At the same time we also rebuilt our internal banking operating system and risk management system. This is the critical foundation for creating a modern retail bank in the future.
OCB has aggressively implemented these innovative strategies since 2013 in accordance with the original plans. We also completed a risk management framework in accordance with international standards and have drafted plans to reach the Basell II banking standards.
OCB will complete the three-year strategic roadmap at the end of this year and this will create a solid foundation for the bank to make vigorous moves in the market next year.
What solutions has OCB adopted to handle bad debts?
In the 2012-2013 period, when we started to implement new business strategies, we determined that handling bad debts and addressing our shortcomings after the banking crisis would be our key tasks.
Collecting bad debts, therefore, is a top priority. OCB has continuously innovated its methods of handling and collecting bad debts.
At first, specialized staff relating to bad debts were part of business departments, but we now have a specialized Debt Settlement Center.
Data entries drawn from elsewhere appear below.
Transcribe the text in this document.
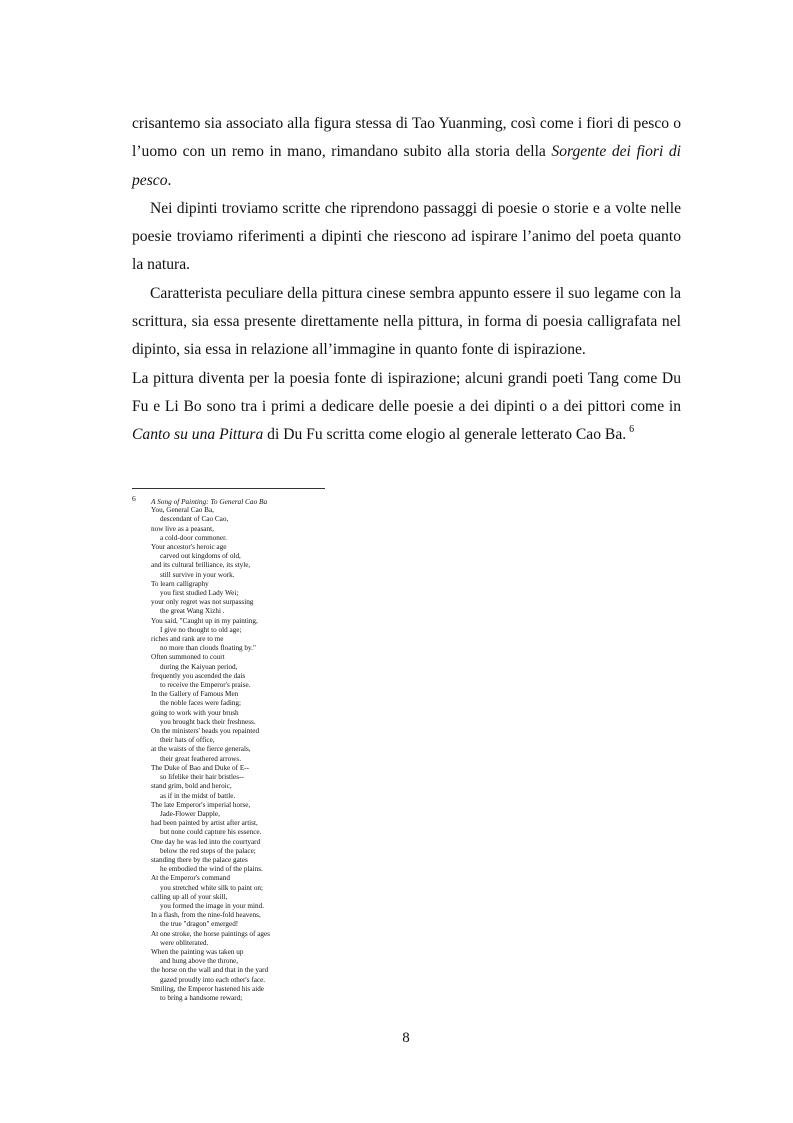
crisantemo sia associato alla figura stessa di Tao Yuanming, così come i fiori di pesco o l’uomo con un remo in mano, rimandano subito alla storia della Sorgente dei fiori di pesco.

Nei dipinti troviamo scritte che riprendono passaggi di poesie o storie e a volte nelle poesie troviamo riferimenti a dipinti che riescono ad ispirare l’animo del poeta quanto la natura.

Caratterista peculiare della pittura cinese sembra appunto essere il suo legame con la scrittura, sia essa presente direttamente nella pittura, in forma di poesia calligrafata nel dipinto, sia essa in relazione all’immagine in quanto fonte di ispirazione.

La pittura diventa per la poesia fonte di ispirazione; alcuni grandi poeti Tang come Du Fu e Li Bo sono tra i primi a dedicare delle poesie a dei dipinti o a dei pittori come in Canto su una Pittura di Du Fu scritta come elogio al generale letterato Cao Ba. $^6$

6 A Song of Painting: To General Cao Ba
You, General Cao Ba,
descendant of Cao Cao,
now live as a peasant,
a cold-door commoner.
Your ancestor's heroic age
carved out kingdoms of old,
and its cultural brilliance, its style,
still survive in your work.
To learn calligraphy
you first studied Lady Wei;
your only regret was not surpassing
the great Wang Xizhi .
You said, "Caught up in my painting,
I give no thought to old age;
riches and rank are to me
no more than clouds floating by."
Often summoned to court
during the Kaiyuan period,
frequently you ascended the dais
to receive the Emperor's praise.
In the Gallery of Famous Men
the noble faces were fading;
going to work with your brush
you brought back their freshness.
On the ministers' heads you repainted
their hats of office,
at the waists of the fierce generals,
their great feathered arrows.
The Duke of Bao and Duke of E--
so lifelike their hair bristles--
stand grim, bold and heroic,
as if in the midst of battle.
The late Emperor's imperial horse,
Jade-Flower Dapple,
had been painted by artist after artist,
but none could capture his essence.
One day he was led into the courtyard
below the red steps of the palace;
standing there by the palace gates
he embodied the wind of the plains.
At the Emperor's command
you stretched white silk to paint on;
calling up all of your skill,
you formed the image in your mind.
In a flash, from the nine-fold heavens,
the true "dragon" emerged!
At one stroke, the horse paintings of ages
were obliterated.
When the painting was taken up
and hung above the throne,
the horse on the wall and that in the yard
gazed proudly into each other's face.
Smiling, the Emperor hastened his aide
to bring a handsome reward;
8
In addition to changing our organizational structure, we also studied changes in methodology and the processes in handling bad debts.
In late 2013 and early 2014 we invited KPMG to support us in rebuilding the policies, processes, procedures and skills for the Debt Settlement Center.
Today, OCB has a modern debt settlement system that is suitable with Vietnam’s market. Our bad debt ratio is predicted to fall from 2.7 per cent to around 1 per cent by the end of this year.
What are OCB’s policies in supporting SMEs, who usually face challenges and difficulties in terms of business capital?
SMEs are OCB’s targeted clients so our structure and operating model are built to serve their demands.
After we complete the new business strategies mentioned above, we believe that more and more SMEs will realize that OCB is the right bank for their lending needs.
OCB offers SMEs a fast and simple transaction process and preferential loans, among other things. OCB’s strategies are gradually upgrading its competitive capacity in three main areas: convenience, speed of service, and price.
What are OCB’s business targets from now to the end of the year?
We will continue to follow our initial plans. As I have mentioned, 2015 is a very important year for OCB, as we will complete our three-year strategic roadmap and meet the SBV’s requests on restructuring.
According to initial plans set at the beginning of the year, expanding its customer base is one of the bank’s important indicators. We will implement a series of programs to diversify channels to reach our targeted customers.
In addition, OCB will continue to improve its business efficiency, especially productivity in its branches as well as in the whole system, to increase the incomes of shareholders and employees.
OCB also will complete the basic foundations for its long-term development by the end of the year. The second half of the year is also an important period, as we will add to and reform our workforce. Our staff will continue to implement the existing business strategies as well as create new developments for OCB in the future.